Run *Panda ActiveScan* *here*

*Post the results from ActiveScan.*


----------



## cathio (May 3, 2007)

*Panda ActiveScan Results*
Incident Status Location

Potentially unwanted tool:Application/Processor Not disinfected C:\Data\smitfraudfix\SmitfraudFix.zip[SmitfraudFix/Process.exe] 
Potentially unwanted tool:Application/DriveCleaner Not disinfected C:\Documents and Settings\codtohan\Local Settings\Temporary Internet Files\Content.IE5\8XENKHIB\installdrivecleanerstart[1].exe 
Adware:Adware/TTC Not disinfected C:\Program Files\Altiris\mepo.dll 
Adware:Adware/TTC Not disinfected C:\WINDOWS\system32\smpi1\win67.exe


----------



## cybertech (Apr 16, 2002)

*Click Here* and download Killbox and save it to your desktop.

Double-click on Killbox.exe to run it. 
Put a tick by *Delete on Reboot*. 
Copy the following list of files to clipboard, CTRL+C to copy

*C:\Program Files\Altiris\mepo.dll 
C:\WINDOWS\system32\smpi1\win67.exe 
C:\Documents and Settings\codtohan\Local Settings\Temporary Internet Files\Content.IE5\8XENKHIB*

Now in Killbox go to File, Paste from clipboard.
Click the *All Files* button.
Click on the button that has the red circle with the X in the middle.
It will ask for confimation to delete the file. 
Click Yes. 
It will ask if you want to reboot now,
Click Yes.

*Note:* It is possible that Killbox will tell you that the file does not exist.
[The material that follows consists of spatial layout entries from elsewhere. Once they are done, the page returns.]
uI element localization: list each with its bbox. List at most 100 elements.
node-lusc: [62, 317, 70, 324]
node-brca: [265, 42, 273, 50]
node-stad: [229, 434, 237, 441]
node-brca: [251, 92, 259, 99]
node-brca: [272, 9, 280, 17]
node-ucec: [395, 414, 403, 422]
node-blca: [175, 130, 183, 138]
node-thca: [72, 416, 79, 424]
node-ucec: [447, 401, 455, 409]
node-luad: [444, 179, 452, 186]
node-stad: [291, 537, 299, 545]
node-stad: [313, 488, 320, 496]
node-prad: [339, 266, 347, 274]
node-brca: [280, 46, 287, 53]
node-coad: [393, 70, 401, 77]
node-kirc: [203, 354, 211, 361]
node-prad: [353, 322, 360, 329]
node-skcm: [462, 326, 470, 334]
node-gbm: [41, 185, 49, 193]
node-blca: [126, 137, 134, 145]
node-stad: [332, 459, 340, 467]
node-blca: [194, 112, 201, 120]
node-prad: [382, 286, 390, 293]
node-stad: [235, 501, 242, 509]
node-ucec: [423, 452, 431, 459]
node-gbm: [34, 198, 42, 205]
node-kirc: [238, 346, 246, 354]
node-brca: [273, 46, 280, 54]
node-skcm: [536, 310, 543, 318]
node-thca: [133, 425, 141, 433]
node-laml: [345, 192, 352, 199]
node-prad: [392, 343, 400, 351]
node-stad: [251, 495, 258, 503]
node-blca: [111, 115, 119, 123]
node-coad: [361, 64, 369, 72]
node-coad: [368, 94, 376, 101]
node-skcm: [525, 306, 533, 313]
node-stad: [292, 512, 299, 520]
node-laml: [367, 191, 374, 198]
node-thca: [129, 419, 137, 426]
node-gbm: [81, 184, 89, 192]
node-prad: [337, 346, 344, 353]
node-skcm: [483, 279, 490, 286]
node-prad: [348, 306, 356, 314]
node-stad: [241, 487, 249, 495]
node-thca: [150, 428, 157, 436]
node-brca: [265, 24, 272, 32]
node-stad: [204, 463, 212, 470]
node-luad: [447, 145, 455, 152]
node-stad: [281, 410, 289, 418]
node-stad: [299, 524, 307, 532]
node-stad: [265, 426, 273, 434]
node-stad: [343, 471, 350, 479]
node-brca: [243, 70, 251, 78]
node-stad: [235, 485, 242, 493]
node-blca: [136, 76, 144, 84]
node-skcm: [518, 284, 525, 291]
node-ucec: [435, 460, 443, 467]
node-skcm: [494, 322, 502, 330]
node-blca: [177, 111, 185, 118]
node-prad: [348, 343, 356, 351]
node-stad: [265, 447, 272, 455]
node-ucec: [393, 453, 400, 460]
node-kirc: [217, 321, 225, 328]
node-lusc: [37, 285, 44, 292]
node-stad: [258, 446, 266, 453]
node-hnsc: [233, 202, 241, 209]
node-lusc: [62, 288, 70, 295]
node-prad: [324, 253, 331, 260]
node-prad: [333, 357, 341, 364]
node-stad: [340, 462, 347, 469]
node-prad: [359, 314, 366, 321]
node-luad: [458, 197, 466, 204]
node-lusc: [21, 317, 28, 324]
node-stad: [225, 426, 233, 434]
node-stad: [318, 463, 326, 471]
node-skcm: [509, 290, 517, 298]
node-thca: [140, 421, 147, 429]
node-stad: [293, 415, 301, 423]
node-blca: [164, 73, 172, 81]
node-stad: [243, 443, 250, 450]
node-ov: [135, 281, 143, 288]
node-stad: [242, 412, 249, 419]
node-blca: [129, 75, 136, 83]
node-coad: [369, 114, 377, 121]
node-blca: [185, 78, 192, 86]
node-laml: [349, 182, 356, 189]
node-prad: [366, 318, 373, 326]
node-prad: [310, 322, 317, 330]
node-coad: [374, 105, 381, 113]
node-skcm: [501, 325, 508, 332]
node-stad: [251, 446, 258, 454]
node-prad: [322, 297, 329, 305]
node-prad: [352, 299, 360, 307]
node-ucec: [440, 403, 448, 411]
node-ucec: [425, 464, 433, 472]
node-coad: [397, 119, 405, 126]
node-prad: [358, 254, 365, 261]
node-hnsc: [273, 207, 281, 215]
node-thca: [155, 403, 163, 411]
If your computer does not restart automatically then please restart it manually. 
If you get an error message "PendingFileRenameOperations Registry Data has been Removed by External Process!" message then just restart manually.


----------



## cathio (May 3, 2007)

Wow - 1/2 hour w\no pop ups so far; looks like that did it! I'll followup on Monday to make sure. Thanks for all the help!


----------



## cybertech (Apr 16, 2002)

Good! 

You can remove all of the tools I requested you to load and their associated files and folders.

SUPERAntiSpyware is a trial version, you can remove that when the trial period has expired.

It's a good idea to Flush your System Restore after removing malware:


 On the Desktop, right-click My Computer. 
 Click Properties. 
 Click the System Restore tab. 
 Check Turn off System Restore. 
 Click Apply, and then click OK. 
 Restart the computer. 

To create a new restore point: 

Start go to All Programs 
Accessories, System Tools and select System Restore. 
In the System Restore wizard, select "Create a restore point" and follow the instructions provided.

Here are some additional links for you to check out.

Secunia software inspector & update checker

Good free tools and advice on how to tighten your security settings.

Security Help Tools

You're welcome!


----------